Les utilitaristes considèrent que le critère pertinent qui devrait guider nos actions est cette capacité à avoir des expériences subjectives telles que la souffrance, la joie, la peur, le plaisir...On parle aussi de sentience. Une sentience que nous les humains avons en commun avec l'essentiel du règne animal à quelques exceptions près (bivalves, éponges, coraux...) et qui nous séparent des autres règnes tels les végétaux ou minéraux qui sont non-sentients. Frapper un caillou par exemple, le casser en deux morceaux, ne provoque pas une altération des intérêts ni une souffrance à ce caillou. De même couper une plante ou cueillir un fruit ne peuvent nuire à l'intérêt du végétal dans la mesure où, privé d'un système nerveux central, il est incapable d'expérimenter la souffrance. Notons que la plupart des individus humains considèrent, il me semble à juste titre, qu'il est préférable d'éviter la souffrance si cela est possible.

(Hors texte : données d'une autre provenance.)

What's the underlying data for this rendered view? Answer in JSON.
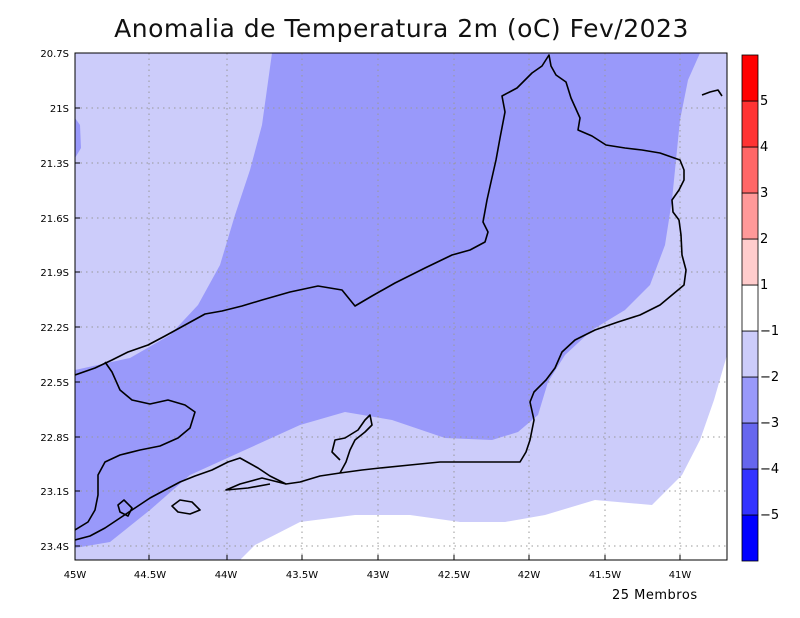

Pourquoi dans ce cas, continuons nous à minimiser voire refuser - soit par ignorance, soit par conditionnement social, soit plus délibérément pour défendre des intérêts particuliers - les intérêts d'êtres sentients qui deviennent sous notre empire des objets de consommation et de distraction réifiés par milliards ? Lorsque l'existence d'un animal non-humain est en balance avec le fait de le manger, nous préférons bien souvent notre plaisir de bouche de quelques minutes à sa vie en faisant fi des tristes conditions de son existence et de sa mise à mort. Alors qu'une partie importante de cette souffrance est évitable.
Pour Singer, notre rapport aux autres animaux repose sur le spécisme, mot construit en parallèle des termes de sexisme (discrimination liée au sexe de l'individu) et de racisme (discrimination liée à l'origine de l'individu). Le spécisme est une discrimination qui sépare l'homme des autres animaux et nous empêche d'étendre notre considération morale à la plupart d'entre eux. A l'intérieur même de cette vaste catégorie "autres animaux", nous établissons des hiérarchies qui sont tout aussi arbitraires. Comme l'interroge la sociologue américaine Mélanie Joy dans un de ses ouvrages, "pourquoi aimer les chiens, manger les cochons et se vêtir de vaches ?". N'y a t-il pas une forme d'incohérence, fruit d'un conditionnement social, dans nos rapports aux autres animaux alors que ceux-ci sont également sentients ?
L'antispécisme revient à s'opposer au spécisme en revendiquant une considération des intérêts des "autres animaux". Notons qu'une revendication pour l'égalité des intérêts ne veut pas dire une égalité de traitement. Il ne s'agit pas d'apprendre à voter aux poules ou à conduire aux vaches ! Considérer les intérêts de chaque individu quelque soit son espèce revient à respecter entre autres les besoins physiologiques adaptés à celle-ci, lesquels permettent l'épanouissement de chaque individu ce que ne permet vraisemblablement pas l'exploitation animale, à plus forte raison si elle est intensive et industrielle. Le profit et la productivité sont alors les plus importants. Ainsi, une poule aura besoin d'étendre ses ailes, un lapin gambader, un cochon fouir ou remuer le sol pour chercher sa nourriture etc... Singer insiste par exemple sur le cannibalisme d'un certain nombre d'animaux dits de ferme, comportement fruit de la promiscuité. En fin d'exploitation, quelles que furent les conditions de son existence, l'abattage représente une entrave définitive aux intérêts élémentaires d'un individu qui ne veut pas mourir et qui sera tué prématurément. C'est ce que rappelle Singer, pragmatique qui, s'il souhaite une amélioration globale et transitionnelle des conditions de détention et d'exploitation des animaux d'élevage (welfarisme), n'en reste pas moins défenseur de l'abolitionnisme comme seul horizon souhaitable.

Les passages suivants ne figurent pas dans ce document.